In assenza di tali elementi, il diniego risulta illegittimo.
Aree idonee e disciplina del d.lgs. 199/2021
La sentenza affronta anche il tema delle aree idonee, richiamando l’art. 20 del d.lgs. 199/2021.
Il Consiglio di Stato chiarisce che:
- la mancata inclusione di un’area tra quelle individuate dalla Regione non implica automaticamente la sua inidoneità;
- nelle more della pianificazione regionale, resta necessario valutare il progetto secondo i criteri statali;
- eventuali discipline regionali sopravvenute non possono essere applicate retroattivamente.
Si tratta di un passaggio rilevante, perché evita che l’assenza di classificazione venga utilizzata come motivo ostativo automatico.
Silenzio-assenso della Soprintendenza
Particolarmente significativo è il chiarimento sul ruolo della Soprintendenza in conferenza di servizi.
Richiamando gli artt. 14-bis e 17-bis della legge 241/1990, il Consiglio di Stato afferma che:
- il silenzio della Soprintendenza nei termini previsti equivale ad assenso;
- tale assenso si riferisce all’istanza oggetto del procedimento, e non può essere interpretato come adesione a pareri negativi di altre amministrazioni;
- i pareri tardivi sono inefficaci, salvo esercizio dei poteri di autotutela (art. 2, comma 8-bis, L. 241/1990).

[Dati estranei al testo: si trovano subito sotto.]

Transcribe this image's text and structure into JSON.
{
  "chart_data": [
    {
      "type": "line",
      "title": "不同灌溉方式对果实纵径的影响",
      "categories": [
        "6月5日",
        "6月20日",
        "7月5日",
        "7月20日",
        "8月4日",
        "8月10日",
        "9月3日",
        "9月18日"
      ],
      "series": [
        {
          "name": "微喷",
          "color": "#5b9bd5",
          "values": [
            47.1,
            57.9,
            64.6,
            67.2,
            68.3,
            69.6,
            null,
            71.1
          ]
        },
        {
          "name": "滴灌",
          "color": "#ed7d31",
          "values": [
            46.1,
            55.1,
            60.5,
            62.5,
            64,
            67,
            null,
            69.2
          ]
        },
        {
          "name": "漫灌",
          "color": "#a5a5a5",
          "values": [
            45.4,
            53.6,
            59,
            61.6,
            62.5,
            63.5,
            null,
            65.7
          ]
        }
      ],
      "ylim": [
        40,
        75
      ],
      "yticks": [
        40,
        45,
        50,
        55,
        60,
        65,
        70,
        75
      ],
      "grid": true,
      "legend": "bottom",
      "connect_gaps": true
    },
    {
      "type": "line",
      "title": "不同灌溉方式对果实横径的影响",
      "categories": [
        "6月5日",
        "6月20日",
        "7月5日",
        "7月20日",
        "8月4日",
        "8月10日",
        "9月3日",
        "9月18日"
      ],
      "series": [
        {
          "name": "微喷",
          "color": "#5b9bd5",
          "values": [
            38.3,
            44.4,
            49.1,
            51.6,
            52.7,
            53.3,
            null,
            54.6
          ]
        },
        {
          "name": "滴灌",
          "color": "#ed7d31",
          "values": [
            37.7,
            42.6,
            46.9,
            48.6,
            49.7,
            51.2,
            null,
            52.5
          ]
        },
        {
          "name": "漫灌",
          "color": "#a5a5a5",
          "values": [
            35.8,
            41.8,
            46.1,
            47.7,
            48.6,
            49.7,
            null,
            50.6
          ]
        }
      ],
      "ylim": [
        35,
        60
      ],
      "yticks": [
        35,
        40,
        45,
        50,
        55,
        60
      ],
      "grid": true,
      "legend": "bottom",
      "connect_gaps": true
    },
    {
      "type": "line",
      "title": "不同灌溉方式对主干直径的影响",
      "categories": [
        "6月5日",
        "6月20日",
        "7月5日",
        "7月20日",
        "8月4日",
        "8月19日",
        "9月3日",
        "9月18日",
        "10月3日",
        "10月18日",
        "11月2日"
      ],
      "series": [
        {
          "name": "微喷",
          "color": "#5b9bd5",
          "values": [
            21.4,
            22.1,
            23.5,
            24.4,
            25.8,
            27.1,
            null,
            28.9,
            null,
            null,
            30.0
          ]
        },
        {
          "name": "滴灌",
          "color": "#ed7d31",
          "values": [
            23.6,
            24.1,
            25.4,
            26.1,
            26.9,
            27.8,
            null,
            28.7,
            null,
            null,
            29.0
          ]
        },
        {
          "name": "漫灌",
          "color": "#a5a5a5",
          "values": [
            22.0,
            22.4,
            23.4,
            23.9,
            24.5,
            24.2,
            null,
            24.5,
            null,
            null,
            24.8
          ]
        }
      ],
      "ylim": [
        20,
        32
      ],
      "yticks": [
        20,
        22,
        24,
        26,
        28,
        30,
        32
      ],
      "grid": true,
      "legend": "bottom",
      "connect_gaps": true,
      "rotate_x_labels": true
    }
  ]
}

Conferenza di servizi e posizione prevalente
Sul piano procedurale, la sentenza ribadisce che la determinazione conclusiva della conferenza:
- si fonda sulle posizioni prevalenti, non sull’unanimità né su una mera conta numerica;
- richiede una valutazione complessiva e motivata delle posizioni espresse.
Nel caso concreto, l’amministrazione procedente aveva attribuito valore decisivo al parere paesaggistico negativo, senza effettuare tale valutazione complessiva, rendendo illegittima la conclusione del procedimento.
Considerazioni operative
La sentenza consolida alcuni principi di immediata rilevanza pratica:
- i vincoli paesaggistici non giustificano dinieghi automatici;
- la motivazione deve essere sempre puntuale e riferita al caso concreto;
- la disciplina delle aree idonee non può essere interpretata in senso restrittivo in assenza di pianificazione regionale completa;
- il silenzio delle amministrazioni in conferenza produce effetti giuridici precisi;
- la determinazione finale richiede una sintesi motivata delle posizioni espresse.
In materia di impianti da fonti rinnovabili, viene così rafforzato l’obbligo per le amministrazioni di svolgere un’istruttoria effettiva e coerente con il rilievo dell’interesse pubblico alla transizione energetica.